WTO’s Dispute Settlement Body is functioning well and poised to hit the 500-mark for adjudicating trade disputes. Twenty-three new members, including countries torn by the war on terror such as Iraq and Afghanistan, are currently negotiating to join the trade body. All in all, WTO has done well as a global custodian of the multilateral trading system over the last score of years.

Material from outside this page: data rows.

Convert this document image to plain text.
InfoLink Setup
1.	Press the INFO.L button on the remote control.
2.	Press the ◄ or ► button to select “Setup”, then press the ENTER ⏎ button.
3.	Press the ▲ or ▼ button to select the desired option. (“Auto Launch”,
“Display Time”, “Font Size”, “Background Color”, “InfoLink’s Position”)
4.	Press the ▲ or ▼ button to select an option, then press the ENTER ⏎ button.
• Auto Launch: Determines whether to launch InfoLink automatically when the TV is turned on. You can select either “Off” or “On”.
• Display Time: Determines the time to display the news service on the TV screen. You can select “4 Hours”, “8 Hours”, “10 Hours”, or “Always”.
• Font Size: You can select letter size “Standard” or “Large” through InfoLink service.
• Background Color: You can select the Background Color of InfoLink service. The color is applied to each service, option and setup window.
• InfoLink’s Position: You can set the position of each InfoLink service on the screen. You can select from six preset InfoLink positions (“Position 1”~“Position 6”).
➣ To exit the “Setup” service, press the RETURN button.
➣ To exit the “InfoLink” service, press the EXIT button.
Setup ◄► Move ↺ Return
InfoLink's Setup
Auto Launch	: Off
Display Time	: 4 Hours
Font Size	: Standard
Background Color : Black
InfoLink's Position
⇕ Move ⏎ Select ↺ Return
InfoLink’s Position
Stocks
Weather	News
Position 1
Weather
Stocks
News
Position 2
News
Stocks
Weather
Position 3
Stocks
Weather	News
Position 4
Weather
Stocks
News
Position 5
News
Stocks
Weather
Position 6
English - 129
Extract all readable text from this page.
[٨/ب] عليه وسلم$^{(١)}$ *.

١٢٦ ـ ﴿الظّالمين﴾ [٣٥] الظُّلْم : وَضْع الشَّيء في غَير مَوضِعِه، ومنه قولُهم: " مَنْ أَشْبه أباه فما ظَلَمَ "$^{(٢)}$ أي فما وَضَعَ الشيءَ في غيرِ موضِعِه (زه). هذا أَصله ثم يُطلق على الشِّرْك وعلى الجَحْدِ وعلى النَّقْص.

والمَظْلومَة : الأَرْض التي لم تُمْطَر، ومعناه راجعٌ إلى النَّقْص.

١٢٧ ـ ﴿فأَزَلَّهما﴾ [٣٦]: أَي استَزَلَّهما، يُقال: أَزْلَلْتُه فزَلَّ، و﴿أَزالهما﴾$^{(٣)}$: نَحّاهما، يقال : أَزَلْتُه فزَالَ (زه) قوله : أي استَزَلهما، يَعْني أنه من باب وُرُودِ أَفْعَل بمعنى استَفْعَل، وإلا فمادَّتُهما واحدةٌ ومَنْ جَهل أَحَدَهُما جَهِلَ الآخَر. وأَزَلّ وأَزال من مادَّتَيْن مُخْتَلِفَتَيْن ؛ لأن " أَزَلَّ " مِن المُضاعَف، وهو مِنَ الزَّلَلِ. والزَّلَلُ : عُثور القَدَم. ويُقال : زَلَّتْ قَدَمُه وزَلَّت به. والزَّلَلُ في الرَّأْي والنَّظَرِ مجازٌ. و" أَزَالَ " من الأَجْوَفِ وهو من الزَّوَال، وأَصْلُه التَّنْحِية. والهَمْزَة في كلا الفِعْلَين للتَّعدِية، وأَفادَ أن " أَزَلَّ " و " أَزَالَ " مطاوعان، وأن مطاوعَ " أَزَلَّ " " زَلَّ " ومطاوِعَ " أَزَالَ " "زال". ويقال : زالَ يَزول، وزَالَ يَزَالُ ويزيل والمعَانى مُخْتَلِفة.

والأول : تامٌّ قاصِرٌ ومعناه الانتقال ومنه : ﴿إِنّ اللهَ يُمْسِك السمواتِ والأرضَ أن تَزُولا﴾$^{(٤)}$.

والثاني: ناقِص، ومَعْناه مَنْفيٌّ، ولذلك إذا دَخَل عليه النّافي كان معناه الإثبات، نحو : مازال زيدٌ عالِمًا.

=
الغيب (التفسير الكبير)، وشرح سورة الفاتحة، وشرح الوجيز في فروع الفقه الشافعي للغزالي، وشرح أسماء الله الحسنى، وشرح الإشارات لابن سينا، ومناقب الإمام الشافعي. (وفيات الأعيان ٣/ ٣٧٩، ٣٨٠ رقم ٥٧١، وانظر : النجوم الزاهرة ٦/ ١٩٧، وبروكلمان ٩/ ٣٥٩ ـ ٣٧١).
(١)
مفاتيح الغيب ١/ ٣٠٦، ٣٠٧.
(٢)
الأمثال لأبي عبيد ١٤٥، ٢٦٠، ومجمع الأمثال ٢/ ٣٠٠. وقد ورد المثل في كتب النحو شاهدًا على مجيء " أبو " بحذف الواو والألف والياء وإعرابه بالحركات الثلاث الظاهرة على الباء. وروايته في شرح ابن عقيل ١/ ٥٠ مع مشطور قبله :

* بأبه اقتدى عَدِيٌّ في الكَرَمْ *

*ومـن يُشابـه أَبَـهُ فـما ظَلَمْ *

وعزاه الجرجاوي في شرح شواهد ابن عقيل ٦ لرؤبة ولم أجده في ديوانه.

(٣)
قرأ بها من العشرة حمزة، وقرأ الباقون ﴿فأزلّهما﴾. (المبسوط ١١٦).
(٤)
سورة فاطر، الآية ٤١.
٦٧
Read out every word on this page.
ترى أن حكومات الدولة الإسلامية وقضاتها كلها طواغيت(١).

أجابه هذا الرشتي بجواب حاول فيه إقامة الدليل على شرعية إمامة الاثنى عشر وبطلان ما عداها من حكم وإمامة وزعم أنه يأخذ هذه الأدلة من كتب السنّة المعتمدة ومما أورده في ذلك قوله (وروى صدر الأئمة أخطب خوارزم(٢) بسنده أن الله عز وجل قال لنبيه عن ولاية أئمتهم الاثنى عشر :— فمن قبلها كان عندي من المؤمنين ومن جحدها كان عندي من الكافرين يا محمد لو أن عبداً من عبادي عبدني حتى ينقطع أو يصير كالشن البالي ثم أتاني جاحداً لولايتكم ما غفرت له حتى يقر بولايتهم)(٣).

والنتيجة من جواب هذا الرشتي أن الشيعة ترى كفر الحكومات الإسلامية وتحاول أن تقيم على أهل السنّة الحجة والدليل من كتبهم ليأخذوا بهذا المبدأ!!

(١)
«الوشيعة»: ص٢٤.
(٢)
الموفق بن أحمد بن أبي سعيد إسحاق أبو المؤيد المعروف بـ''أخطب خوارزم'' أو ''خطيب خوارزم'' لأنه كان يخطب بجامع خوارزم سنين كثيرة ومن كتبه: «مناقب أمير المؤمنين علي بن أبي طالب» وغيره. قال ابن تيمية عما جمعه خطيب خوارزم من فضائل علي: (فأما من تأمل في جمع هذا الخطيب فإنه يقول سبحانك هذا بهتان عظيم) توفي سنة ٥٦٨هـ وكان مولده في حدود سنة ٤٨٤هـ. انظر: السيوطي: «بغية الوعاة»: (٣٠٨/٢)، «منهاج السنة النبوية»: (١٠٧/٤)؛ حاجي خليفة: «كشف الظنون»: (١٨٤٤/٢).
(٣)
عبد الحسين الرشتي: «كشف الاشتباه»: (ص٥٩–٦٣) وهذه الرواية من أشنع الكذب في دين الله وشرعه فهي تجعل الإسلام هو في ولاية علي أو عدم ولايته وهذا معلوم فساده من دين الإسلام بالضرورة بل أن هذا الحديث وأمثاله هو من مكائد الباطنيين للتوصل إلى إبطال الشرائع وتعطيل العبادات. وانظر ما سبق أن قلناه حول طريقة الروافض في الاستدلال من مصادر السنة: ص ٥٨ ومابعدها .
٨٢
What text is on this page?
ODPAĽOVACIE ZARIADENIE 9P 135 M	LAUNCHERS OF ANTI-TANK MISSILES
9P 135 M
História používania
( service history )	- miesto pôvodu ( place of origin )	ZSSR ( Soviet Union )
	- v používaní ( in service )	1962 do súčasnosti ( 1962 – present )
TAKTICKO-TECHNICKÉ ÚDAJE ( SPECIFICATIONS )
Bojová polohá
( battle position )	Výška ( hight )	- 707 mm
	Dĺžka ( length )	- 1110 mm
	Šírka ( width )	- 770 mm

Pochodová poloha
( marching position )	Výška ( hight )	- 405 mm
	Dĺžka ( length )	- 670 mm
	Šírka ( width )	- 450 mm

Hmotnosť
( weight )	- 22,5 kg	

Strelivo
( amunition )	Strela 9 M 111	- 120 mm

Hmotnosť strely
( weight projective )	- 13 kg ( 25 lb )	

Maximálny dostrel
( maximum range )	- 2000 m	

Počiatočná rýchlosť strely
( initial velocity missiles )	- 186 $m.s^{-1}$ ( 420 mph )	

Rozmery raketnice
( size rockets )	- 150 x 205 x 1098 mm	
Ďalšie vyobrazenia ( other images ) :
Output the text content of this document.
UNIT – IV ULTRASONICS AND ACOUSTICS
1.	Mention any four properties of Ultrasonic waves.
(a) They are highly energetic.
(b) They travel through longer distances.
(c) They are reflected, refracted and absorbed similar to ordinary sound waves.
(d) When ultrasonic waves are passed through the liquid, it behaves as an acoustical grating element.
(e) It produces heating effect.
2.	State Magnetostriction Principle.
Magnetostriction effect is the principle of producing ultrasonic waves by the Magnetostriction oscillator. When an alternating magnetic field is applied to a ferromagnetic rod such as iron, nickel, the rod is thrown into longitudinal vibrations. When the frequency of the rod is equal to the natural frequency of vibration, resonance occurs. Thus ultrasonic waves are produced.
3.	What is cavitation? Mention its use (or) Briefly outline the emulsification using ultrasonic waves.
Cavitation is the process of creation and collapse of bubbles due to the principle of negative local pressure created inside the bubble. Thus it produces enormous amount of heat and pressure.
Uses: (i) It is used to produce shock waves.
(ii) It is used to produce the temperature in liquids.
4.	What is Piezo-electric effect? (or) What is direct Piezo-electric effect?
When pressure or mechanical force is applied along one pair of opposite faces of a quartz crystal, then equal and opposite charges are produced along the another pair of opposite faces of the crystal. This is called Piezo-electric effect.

But a dispassionate assessment would, however, suggest a few “corrosive" developments, as well as positive ones. The biggest positive development was China joining WTO in December 2001. “The high watermark of multilateralism is marked by the accession of China to the WTO after the success of the Uruguay Round (which led to the establishment of WTO in 1995)," said a Western trade analyst. But since then, “there is a slow retreat from multilateralism—it is not a disaster yet but a source of considerable anxiety". WTO has essentially “plateaued" after China’s accession and if anything, its overall performance is a “C-minus", according to the analyst, who spoke on condition of anonymity.

The dispute settlement system, which is touted as a jewel in WTO’s crown, has functioned well despite some major resourcing problems. From brooms to aircraft, bananas to cotton subsidies, the controversial US zeroing methodology in anti-dumping trade spats (a calculation device used by the US to establish anti-dumping duty) to Havana rum trademark cases, and the removal of quantitative restrictions to shrimp-turtle trade frictions, almost every issue has been adjudicated. Of course, the US has the distinction of not complying with major rulings for over 10 years.

Azevêdo maintained that the dispute settlement system has worked well in 90% of the cases. But it is the non-implementation of the 10% of cases that could prove corrosive in the coming years, as it had happened with the wheat flour and pasta cases after the Tokyo Round subsidies code of 1973-79. Clearly, “one swallow doesn’t make a summer", said another legal analyst, suggesting that non-implementation implies that a trading elephant can simply buy its way out instead of implementing the rules.

Besides, “what is emerging, however, is a palimpsest of legal regimes: private arbitration, investment treaties, bilateral, regional, and multilateral agreements", said former WTO appellate judge David Unterhalter. “In this ever-shifting space, the project of multilateralism is not assured… If the WTO was to become but a historical commitment to a foundational set of rights and obligations, then the institution will wither, and with it, the system of dispute settlement," Unterhalter suggested in his farewell speech last year.

When it comes to the Doha negotiations, it is one of the great ironies that those who launched the round—the US, the European Union (EU) and other industrialized countries such as Norway and Japan—are not prepared to live with the mandate they had agreed to, on the grounds that the realities have changed.

Now, after 14 years of spasmodic negotiations, all the previously agreed decisions—the 2001 Doha agreement, the 2004 July framework agreement and the 2005 Hong Kong Ministerial Declaration—as well as the December 2008 draft modalities are set aside to enable one or two members to have their way. Significantly, “the December 2008 draft modalities (in agriculture) are the basis for negotiations and represent the end-game in terms of the landing zones of ambition", Azevêdo wrote three years ago, in his previous avatar as Brazil’s trade envoy.

But, in a burst of energy to conclude the Doha Round at the tenth ministerial conference, attempts are now being made to find out what one major industrialized country can live with in the disciplines for agricultural domestic subsidies. It is always credible to arrive at compromises by involving all key entities in the room—as the author of the last revised draft agriculture modalities, ambassador Crawford Falconer of New Zealand, did in 2008. (Falconer had arrived at those modalities after an intensive phase of negotiations with the four major members—the US, the EU, India and Brazil, which was then represented by Azevêdo.) Otherwise, there will be serious questions on the “integrity" and “credibility" of a process that produces a half-baked, gerrymandered outcome to put the Doha Round to bed. That would be a shameful and quiet burial in the night of a poor person in poverty. History would not be kind!